Building on this Azure Key Vault Environment Variable Not Showing in Power Automate Flow, I have the same problem, and the answer that has been provided isn't a solution in my scenario.
In a Power Automate flow I'm sending Graph API requests to an Azure tenant, different from the one to which the Power Automate platform is connected. Before I can send any Graph requests, I need to obtain a token via client credentials, which requires a client id and secret. I want to read the secret securely from an Azure Key vault, instead of placing it in a plain text variable. I linked the Azure Key vault to an environment variable in the Power platform solution by providing the subscription details, after giving Dataverse and the Power platform service principals "Key Vault Secrets User" RBAC permissions in the key vault.

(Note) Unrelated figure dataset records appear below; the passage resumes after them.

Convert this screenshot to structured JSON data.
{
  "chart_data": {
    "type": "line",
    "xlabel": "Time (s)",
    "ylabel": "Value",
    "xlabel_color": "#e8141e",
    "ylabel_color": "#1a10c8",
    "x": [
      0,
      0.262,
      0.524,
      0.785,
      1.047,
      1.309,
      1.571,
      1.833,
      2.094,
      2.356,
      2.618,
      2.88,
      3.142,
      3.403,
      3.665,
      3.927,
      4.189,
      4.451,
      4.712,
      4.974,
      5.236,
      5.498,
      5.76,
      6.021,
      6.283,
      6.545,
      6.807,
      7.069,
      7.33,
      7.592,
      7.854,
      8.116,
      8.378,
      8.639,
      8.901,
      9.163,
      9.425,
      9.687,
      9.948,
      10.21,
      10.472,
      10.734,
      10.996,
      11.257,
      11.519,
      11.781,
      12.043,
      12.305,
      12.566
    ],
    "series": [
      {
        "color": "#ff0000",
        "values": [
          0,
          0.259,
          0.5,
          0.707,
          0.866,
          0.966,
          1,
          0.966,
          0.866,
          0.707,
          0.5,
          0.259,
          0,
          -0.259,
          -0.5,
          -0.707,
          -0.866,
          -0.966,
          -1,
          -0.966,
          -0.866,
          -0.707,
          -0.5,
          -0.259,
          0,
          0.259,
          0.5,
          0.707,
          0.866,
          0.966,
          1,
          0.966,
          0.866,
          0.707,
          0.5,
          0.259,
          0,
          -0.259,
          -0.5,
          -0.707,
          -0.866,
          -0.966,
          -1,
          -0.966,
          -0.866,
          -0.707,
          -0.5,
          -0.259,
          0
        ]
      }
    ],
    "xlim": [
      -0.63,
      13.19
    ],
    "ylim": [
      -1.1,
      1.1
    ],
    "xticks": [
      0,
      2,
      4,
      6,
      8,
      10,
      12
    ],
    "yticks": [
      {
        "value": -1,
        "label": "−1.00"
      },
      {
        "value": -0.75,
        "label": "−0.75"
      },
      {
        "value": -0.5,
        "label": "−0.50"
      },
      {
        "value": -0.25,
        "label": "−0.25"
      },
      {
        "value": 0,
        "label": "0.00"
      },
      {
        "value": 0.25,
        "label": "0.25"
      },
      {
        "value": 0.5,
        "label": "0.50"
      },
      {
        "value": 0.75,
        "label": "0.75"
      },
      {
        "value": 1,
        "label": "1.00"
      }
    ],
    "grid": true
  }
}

The documentation https://learn.microsoft.com/en-us/power-apps/maker/data-platform/environmentvariables-azure-key-vault-secrets#create-a-power-automate-flow-to-test-the-environment-variable-secret says that we need to create a Dataverse unbound action to read the secret from the key vault. What it doesn't say is that to create an unbound action you first need to authenticate to Dataverse. The authentication to Dataverse can be either based on the signed-in user, or on a service principal (via client credentials). I don't want to bind the flow to my account (or anyone else's account), and I don't want to use client credentials, because I'd have to write another secret in plain text (which would defeat the purpose of using the key vault).
The whole point of using the key vault was so that I could use a secret securely, but it doesn't look like Power Automate is able to use Managed Identity. From what I've read (and it's extremely confusing), Power Automate doesn't support managed identity. Dataverse does. However, to use Dataverse, you need to authenticate first, which defeats the purpose.

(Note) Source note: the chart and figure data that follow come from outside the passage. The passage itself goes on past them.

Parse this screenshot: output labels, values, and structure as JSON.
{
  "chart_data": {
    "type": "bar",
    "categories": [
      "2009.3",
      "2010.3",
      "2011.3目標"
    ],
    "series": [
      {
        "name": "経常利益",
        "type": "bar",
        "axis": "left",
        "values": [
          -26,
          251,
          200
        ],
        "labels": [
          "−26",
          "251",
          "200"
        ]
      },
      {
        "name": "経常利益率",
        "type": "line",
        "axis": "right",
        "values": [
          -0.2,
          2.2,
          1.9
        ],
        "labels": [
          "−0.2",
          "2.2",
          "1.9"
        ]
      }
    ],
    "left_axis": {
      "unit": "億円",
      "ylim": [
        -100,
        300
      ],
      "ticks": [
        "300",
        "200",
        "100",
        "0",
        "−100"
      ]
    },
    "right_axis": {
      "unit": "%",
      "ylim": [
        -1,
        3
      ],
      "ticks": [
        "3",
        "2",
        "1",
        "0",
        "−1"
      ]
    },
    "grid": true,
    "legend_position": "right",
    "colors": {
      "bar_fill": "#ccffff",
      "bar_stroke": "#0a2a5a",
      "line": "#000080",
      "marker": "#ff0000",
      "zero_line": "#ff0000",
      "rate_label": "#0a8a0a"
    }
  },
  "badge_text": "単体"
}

So, I have an environment variable which correctly references a key vault secret, but I'm unable to use it in the flow, unless I specify another plain text secret to connect to the key vault.
If someone has managed to find a way around this, please let me know.
For the benefit of anyone else who has stumbled upon this, a straightforward solution which doesn't involve Dataverse is:
Create a service principal (app registration) in Entra id on the Azure tenant that contains the key vault. This should be the same tenant that contains the Power Platform environment.
Assign Key Vault Secret Reader permissions to the corresponding service principal (enterprise app) via the IAM settings of the key vault.
Insert a Azure Key Vault step in the cloud flow with the "Get secret" action and "Service principal authentication". Enter client id, secret, tenant. The secrets should be listed if the connection is correct.
Go to the Azure Key Vault step options and switch on the"Secure outputs" toggle
Add a step after the Azure Key Vault step which uses the secret from the previous step.
No environment variable is needed for the secret, and no connection to Dataverse. The client secret specified for the service principal used to access the key vault is not visible. The connection to the key vault can be modified in the future to rotate the secret with no impact to the solution.